I’m not wired for committee work, or at least not the way the local fellowship does it. I simply don’t have the personality or the work approach for it. I’m a nonlinear person who prefers an informal work space. I also prefer to do church work that requires me to interact and serve other people, like volunteering at a food pantry. I like getting to know other people and, building relationships. The whole reason I sought out a church was for community and relationships, and the chance to serve the larger community within a church structure.
So meetings felt like a waste of my time. Plus, committees felt like an endless cycle of creating more and more work so to justify the necessity of the committee, even though that work didn’t seem absolutely necessary to keep the congregation running. I felt like I was spending so much time supposedly working with fellow members of the church and yet never really getting to know them, without any substantial work to show for the hours spent in meetings. It was very unsatisfying.
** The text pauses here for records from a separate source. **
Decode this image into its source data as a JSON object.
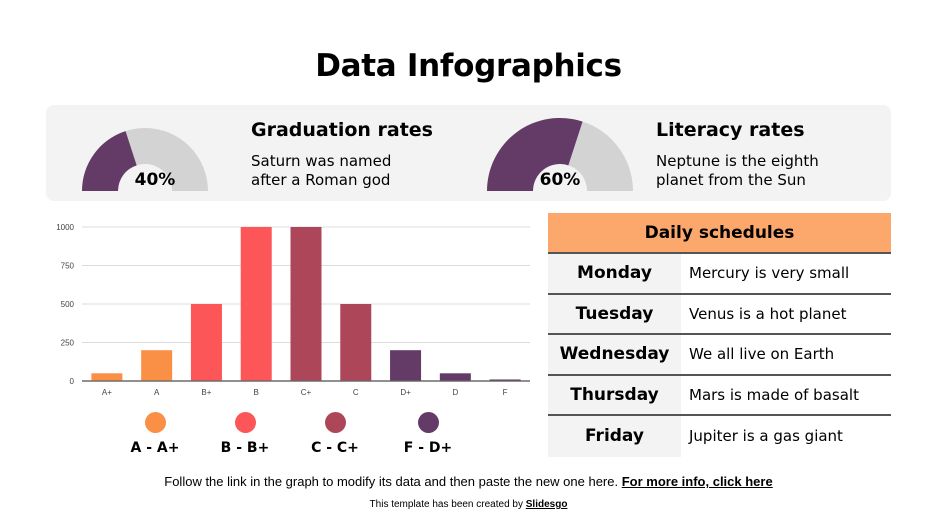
{
  "page": {
    "title": "Data Infographics"
  },
  "stats": [
    {
      "title": "Graduation rates",
      "value_label": "40%",
      "percent": 40,
      "description_line1": "Saturn was named",
      "description_line2": "after a Roman god"
    },
    {
      "title": "Literacy rates",
      "value_label": "60%",
      "percent": 60,
      "description_line1": "Neptune is the eighth",
      "description_line2": "planet from the Sun"
    }
  ],
  "colors": {
    "gauge_fill": "#643b66",
    "gauge_track": "#d3d3d3",
    "panel_bg": "#f3f3f3",
    "orange": "#fa8f46",
    "coral": "#fc5658",
    "rose": "#ad4658",
    "plum": "#643b66",
    "schedule_header": "#fca76c"
  },
  "chart_data": {
    "type": "bar",
    "title": "",
    "xlabel": "",
    "ylabel": "",
    "categories": [
      "A+",
      "A",
      "B+",
      "B",
      "C+",
      "C",
      "D+",
      "D",
      "F"
    ],
    "values": [
      50,
      200,
      500,
      1000,
      1000,
      500,
      200,
      50,
      10
    ],
    "bar_colors": [
      "#fa8f46",
      "#fa8f46",
      "#fc5658",
      "#fc5658",
      "#ad4658",
      "#ad4658",
      "#643b66",
      "#643b66",
      "#643b66"
    ],
    "ylim": [
      0,
      1000
    ],
    "yticks": [
      0,
      250,
      500,
      750,
      1000
    ],
    "grid": true,
    "legend_position": "bottom"
  },
  "legend": [
    {
      "label": "A - A+",
      "color": "#fa8f46"
    },
    {
      "label": "B - B+",
      "color": "#fc5658"
    },
    {
      "label": "C - C+",
      "color": "#ad4658"
    },
    {
      "label": "F - D+",
      "color": "#643b66"
    }
  ],
  "schedule": {
    "header": "Daily schedules",
    "rows": [
      {
        "day": "Monday",
        "text": "Mercury is very small"
      },
      {
        "day": "Tuesday",
        "text": "Venus is a hot planet"
      },
      {
        "day": "Wednesday",
        "text": "We all live on Earth"
      },
      {
        "day": "Thursday",
        "text": "Mars is made of basalt"
      },
      {
        "day": "Friday",
        "text": "Jupiter is a gas giant"
      }
    ]
  },
  "footer": {
    "note": "Follow the link in the graph to modify its data and then paste the new one here. ",
    "link_label": "For more info, click here",
    "credit_prefix": "This template has been created by ",
    "credit_link": "Slidesgo"
  }
}
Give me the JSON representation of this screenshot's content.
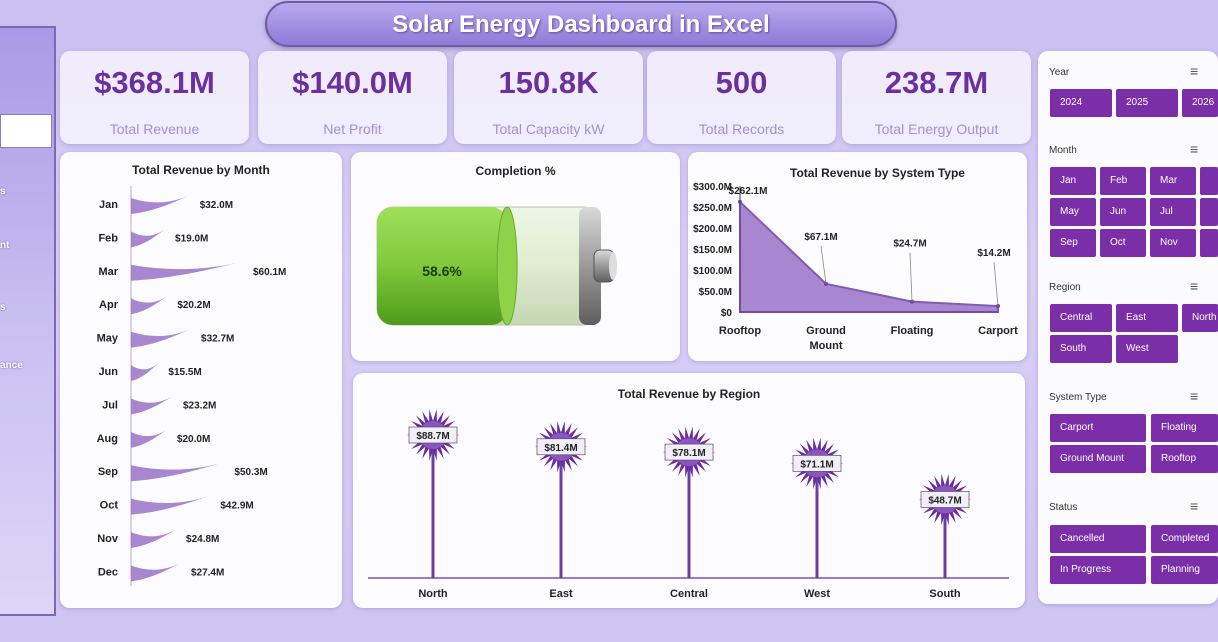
{
  "title": "Solar Energy Dashboard in Excel",
  "nav_fragments": [
    "s",
    "nt",
    "s",
    "ance"
  ],
  "kpis": [
    {
      "value": "$368.1M",
      "label": "Total Revenue"
    },
    {
      "value": "$140.0M",
      "label": "Net Profit"
    },
    {
      "value": "150.8K",
      "label": "Total Capacity kW"
    },
    {
      "value": "500",
      "label": "Total Records"
    },
    {
      "value": "238.7M",
      "label": "Total Energy Output"
    }
  ],
  "colors": {
    "accent": "#6c2f9e",
    "button": "#7a2fa8",
    "area": "#9a72c8",
    "battery": "#7fc93c"
  },
  "chart_data": [
    {
      "type": "bar",
      "title": "Total Revenue by Month",
      "categories": [
        "Jan",
        "Feb",
        "Mar",
        "Apr",
        "May",
        "Jun",
        "Jul",
        "Aug",
        "Sep",
        "Oct",
        "Nov",
        "Dec"
      ],
      "values": [
        32.0,
        19.0,
        60.1,
        20.2,
        32.7,
        15.5,
        23.2,
        20.0,
        50.3,
        42.9,
        24.8,
        27.4
      ],
      "labels": [
        "$32.0M",
        "$19.0M",
        "$60.1M",
        "$20.2M",
        "$32.7M",
        "$15.5M",
        "$23.2M",
        "$20.0M",
        "$50.3M",
        "$42.9M",
        "$24.8M",
        "$27.4M"
      ]
    },
    {
      "type": "bar",
      "title": "Completion %",
      "values": [
        58.6
      ],
      "label": "58.6%"
    },
    {
      "type": "area",
      "title": "Total Revenue by System Type",
      "categories": [
        "Rooftop",
        "Ground Mount",
        "Floating",
        "Carport"
      ],
      "values": [
        262.1,
        67.1,
        24.7,
        14.2
      ],
      "labels": [
        "$262.1M",
        "$67.1M",
        "$24.7M",
        "$14.2M"
      ],
      "yticks": [
        "$0",
        "$50.0M",
        "$100.0M",
        "$150.0M",
        "$200.0M",
        "$250.0M",
        "$300.0M"
      ],
      "ylim": [
        0,
        300
      ]
    },
    {
      "type": "bar",
      "title": "Total Revenue by Region",
      "categories": [
        "North",
        "East",
        "Central",
        "West",
        "South"
      ],
      "values": [
        88.7,
        81.4,
        78.1,
        71.1,
        48.7
      ],
      "labels": [
        "$88.7M",
        "$81.4M",
        "$78.1M",
        "$71.1M",
        "$48.7M"
      ]
    }
  ],
  "slicers": {
    "year": {
      "label": "Year",
      "items": [
        "2024",
        "2025",
        "2026"
      ]
    },
    "month": {
      "label": "Month",
      "items": [
        "Jan",
        "Feb",
        "Mar",
        "May",
        "Jun",
        "Jul",
        "Sep",
        "Oct",
        "Nov"
      ]
    },
    "region": {
      "label": "Region",
      "items": [
        "Central",
        "East",
        "North",
        "South",
        "West"
      ]
    },
    "system_type": {
      "label": "System Type",
      "items": [
        "Carport",
        "Floating",
        "Ground Mount",
        "Rooftop"
      ]
    },
    "status": {
      "label": "Status",
      "items": [
        "Cancelled",
        "Completed",
        "In Progress",
        "Planning"
      ]
    }
  }
}
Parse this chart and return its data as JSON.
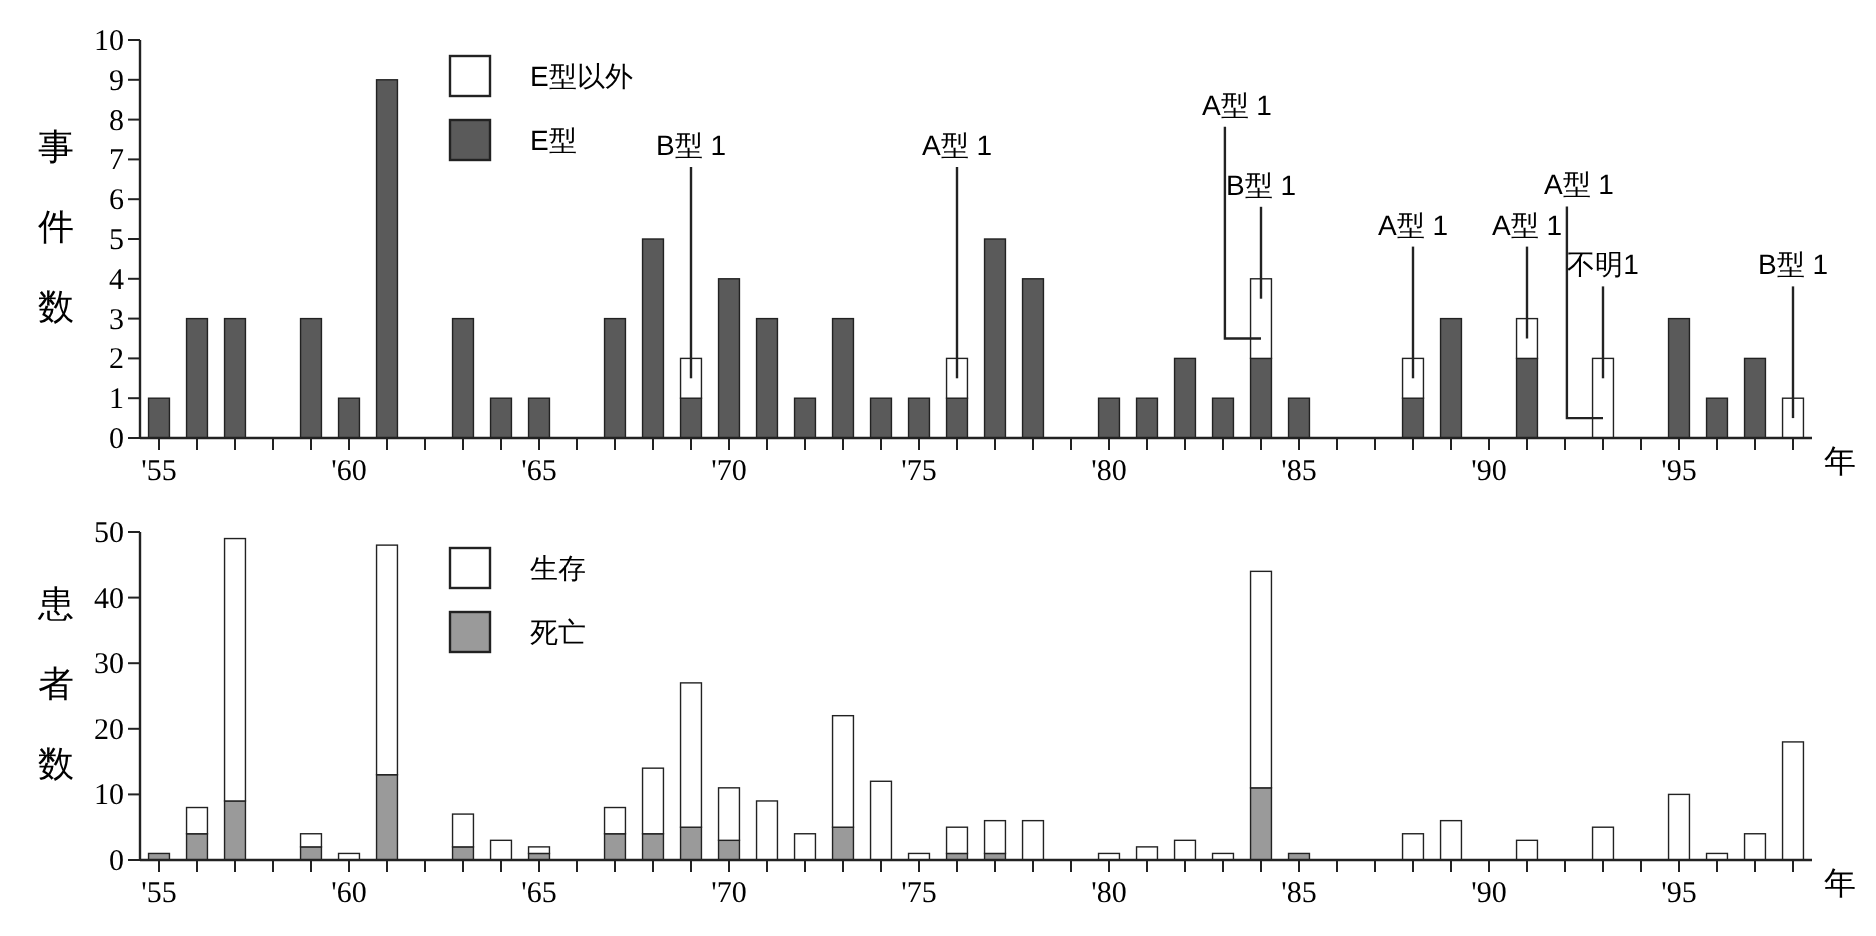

I finally reached my breaking point in June of last year. It finally clicked with me, really clicked with me, that my involvement with the congregation wasn’t good for me. I hadn’t grown as a person. In fact, I frequently left the fellowship feeling like I hadn’t achieved anything, because I wasn’t able to plug in and do the work, which meant that there was something inherently wrong with me.
It finally dawned on me that this didn’t mean I’m defective in anyway, it meant that the church’s needs are different from what I can offer. In other words, they didn’t have a place for me. I needed something different. I needed a church community that I could grow with, one that I would need and it would need me too. I needed to be affirmed and transformed. I took a couple of months off of church and then started attending a local Episcopal church. It’s been almost a year now, and I am happy to say it is the church community I’d been looking for. I’ve grown a lot since I started attending the church, and I’m even happier to report that I’ve changed the church too. I’ve finally found the church community for me.
I’ll talk more about my involvement with the Episcopal church in a future blog post (I promise), because it really does deserve it’s own post, and I want the focus of this post to be on my inability to connect with Unitarian Universalism. I also have other criticisms of Unitarian Universalism that I plan on sharing in the future.
I know, you’re waiting with baited breath.